Do you know a toddler who doesn’t know the basics of operating a smartphone? What about a toddler who doesn’t know how to play with others her age? Nowadays, Children as young as one year old are able to turn on a phone and take a selfie but they are totally clueless when it comes to interacting with their age mates. Our fast paced lifestyle and the concrete jungle with its packed parking also used as a ‘playground’, thus the constant need to keep them busy with piano and painting lessons keep them from going out to play with their peers. Moreover, the improper use of digital devices in our homes are also keeping children as prisoners in their home. On the rare occasions that they get to play with other kids, it is usually difficult to make them share things and be considerate towards each other, in other words the culture of entitlement comes to the surface.
I believe extracurricular activities and digital devices are important for their growth and for their mental development but I also believe that there is so much to gain from the usual playtime with other children. Science also shows that when kids spend time playing outside with their friends, they develop fine motor skills, their social skills are sharpened, and their neurological development is boosted among other things. The common problems that young children have these days such as obesity, bullying, depression and anxiety can be attributed to lack of playtime and interaction with others.
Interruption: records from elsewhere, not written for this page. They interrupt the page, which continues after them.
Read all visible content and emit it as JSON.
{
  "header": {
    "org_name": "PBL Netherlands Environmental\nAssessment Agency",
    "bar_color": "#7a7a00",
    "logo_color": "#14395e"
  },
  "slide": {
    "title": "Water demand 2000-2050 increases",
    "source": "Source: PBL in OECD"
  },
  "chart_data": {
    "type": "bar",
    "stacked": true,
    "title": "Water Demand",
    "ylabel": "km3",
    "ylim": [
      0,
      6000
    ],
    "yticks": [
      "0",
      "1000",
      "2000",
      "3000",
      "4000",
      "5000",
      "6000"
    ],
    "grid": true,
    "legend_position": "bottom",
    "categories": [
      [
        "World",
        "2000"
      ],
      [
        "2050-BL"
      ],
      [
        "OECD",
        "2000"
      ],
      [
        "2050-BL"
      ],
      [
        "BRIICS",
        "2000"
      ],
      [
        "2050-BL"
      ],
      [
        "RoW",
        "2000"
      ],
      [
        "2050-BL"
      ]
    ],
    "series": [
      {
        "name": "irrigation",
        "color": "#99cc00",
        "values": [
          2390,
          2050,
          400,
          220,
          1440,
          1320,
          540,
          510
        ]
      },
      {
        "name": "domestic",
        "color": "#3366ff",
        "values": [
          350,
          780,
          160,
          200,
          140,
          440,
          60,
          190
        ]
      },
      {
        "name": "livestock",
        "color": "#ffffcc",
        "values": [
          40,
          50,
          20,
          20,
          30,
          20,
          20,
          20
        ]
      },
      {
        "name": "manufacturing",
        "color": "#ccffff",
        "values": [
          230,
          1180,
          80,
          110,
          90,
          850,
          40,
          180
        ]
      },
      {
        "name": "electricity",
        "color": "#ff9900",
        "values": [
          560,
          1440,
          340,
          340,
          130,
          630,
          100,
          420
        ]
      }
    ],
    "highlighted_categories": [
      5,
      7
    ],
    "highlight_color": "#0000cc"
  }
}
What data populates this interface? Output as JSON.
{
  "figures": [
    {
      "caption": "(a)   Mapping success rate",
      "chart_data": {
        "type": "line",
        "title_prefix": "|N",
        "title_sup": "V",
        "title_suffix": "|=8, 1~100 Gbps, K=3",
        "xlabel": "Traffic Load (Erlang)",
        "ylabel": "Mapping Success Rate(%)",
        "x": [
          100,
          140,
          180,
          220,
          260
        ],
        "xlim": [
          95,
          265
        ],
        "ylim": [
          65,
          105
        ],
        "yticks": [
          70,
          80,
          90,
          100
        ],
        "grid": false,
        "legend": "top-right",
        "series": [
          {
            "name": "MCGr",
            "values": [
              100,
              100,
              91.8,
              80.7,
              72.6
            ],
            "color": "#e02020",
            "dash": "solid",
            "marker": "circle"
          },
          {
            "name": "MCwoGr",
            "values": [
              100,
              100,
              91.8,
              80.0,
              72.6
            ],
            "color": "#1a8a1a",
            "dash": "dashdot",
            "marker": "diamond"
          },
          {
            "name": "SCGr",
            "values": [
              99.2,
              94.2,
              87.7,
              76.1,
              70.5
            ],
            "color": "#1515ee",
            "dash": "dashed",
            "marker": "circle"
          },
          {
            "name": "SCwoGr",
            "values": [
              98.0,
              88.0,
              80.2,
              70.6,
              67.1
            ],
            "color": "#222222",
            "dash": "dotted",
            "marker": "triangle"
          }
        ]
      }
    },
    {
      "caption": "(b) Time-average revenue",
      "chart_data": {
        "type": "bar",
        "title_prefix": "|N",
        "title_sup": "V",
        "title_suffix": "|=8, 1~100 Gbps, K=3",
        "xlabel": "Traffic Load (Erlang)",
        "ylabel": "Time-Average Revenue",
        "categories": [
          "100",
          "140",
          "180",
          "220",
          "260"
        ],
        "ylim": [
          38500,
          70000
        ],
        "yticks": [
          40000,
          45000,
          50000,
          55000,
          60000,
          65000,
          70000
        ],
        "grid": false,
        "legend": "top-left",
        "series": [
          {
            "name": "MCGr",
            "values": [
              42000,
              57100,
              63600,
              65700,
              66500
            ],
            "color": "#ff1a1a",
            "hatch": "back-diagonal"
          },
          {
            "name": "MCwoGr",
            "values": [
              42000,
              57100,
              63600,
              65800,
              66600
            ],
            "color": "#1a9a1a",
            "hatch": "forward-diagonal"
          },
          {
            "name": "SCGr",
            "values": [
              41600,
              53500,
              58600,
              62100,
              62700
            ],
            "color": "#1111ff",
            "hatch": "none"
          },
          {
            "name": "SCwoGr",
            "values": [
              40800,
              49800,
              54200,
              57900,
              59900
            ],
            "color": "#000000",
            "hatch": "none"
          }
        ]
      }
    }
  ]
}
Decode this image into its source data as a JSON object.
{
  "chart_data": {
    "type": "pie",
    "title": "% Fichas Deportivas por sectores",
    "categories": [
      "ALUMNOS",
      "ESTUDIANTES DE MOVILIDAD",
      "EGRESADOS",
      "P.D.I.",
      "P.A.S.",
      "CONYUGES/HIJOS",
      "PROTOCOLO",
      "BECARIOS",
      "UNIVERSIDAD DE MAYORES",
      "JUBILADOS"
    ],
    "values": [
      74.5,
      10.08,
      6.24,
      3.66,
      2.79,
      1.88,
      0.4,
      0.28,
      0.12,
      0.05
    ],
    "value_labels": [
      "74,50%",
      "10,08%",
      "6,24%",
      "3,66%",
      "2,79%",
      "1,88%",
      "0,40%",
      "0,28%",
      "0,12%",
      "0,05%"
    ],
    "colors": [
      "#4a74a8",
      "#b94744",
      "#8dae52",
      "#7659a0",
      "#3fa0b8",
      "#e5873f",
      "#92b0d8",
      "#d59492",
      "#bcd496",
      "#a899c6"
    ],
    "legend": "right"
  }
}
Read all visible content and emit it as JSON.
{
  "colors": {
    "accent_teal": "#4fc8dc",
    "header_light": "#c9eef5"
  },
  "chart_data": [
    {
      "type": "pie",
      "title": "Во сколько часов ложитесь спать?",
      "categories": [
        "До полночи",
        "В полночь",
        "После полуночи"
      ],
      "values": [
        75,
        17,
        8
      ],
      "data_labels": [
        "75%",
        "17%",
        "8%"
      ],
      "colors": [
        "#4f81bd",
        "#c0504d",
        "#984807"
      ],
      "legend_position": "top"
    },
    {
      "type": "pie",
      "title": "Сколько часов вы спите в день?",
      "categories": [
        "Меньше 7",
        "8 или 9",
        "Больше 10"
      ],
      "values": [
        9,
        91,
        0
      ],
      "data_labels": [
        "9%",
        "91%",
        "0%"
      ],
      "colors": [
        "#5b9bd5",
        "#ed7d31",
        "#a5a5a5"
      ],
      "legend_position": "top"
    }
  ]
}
It is also important to note that the size of a standard family especially in cities has gone down noticeably and couples with one child are very common. Therefore, the only time most children get to be with other kids is most probably on birthday parties or family events. Two or three decades ago, the idea of planning for a play-date for children might seem absurd but our lifestyle now sometimes requires that we plan for play-dates or playgroups with other parents.
Why plan for play-dates?
Children learn best from each other as they spend time together. Playing together helps them to grow socially, intellectually and physically. Here are some benefits of playing with others.
Develop different skills
Children have an amazing imagination and a lot of energy that is why they can play for long. The more they play together, the more they learn how to work together, how to share and take turns, how to empathize and, tolerate each other. While doing so, they pick social, problem solving, and, leadership skills.
What children need more of these days is how to self entertain when they are ‘bored’. Through their imagination they learn how to be creative. They also develop their self confidence and learn self regulation without the parent’s nudge.
Playdates are beneficial for parents too as they create opportunities to meet other parents and learn from each other. It also strengthens the child-parent bond because memories are created from spending time together and doing enjoyable things.
We are in a time where our diverse world is need of creative solutions for our problems, appreciation of differences, and respect towards each other and raising our children right is a big step towards that serenity. I believe playing is one of the easiest ways of teaching children these much needed values.
This first appeared on The Standard in September 2017.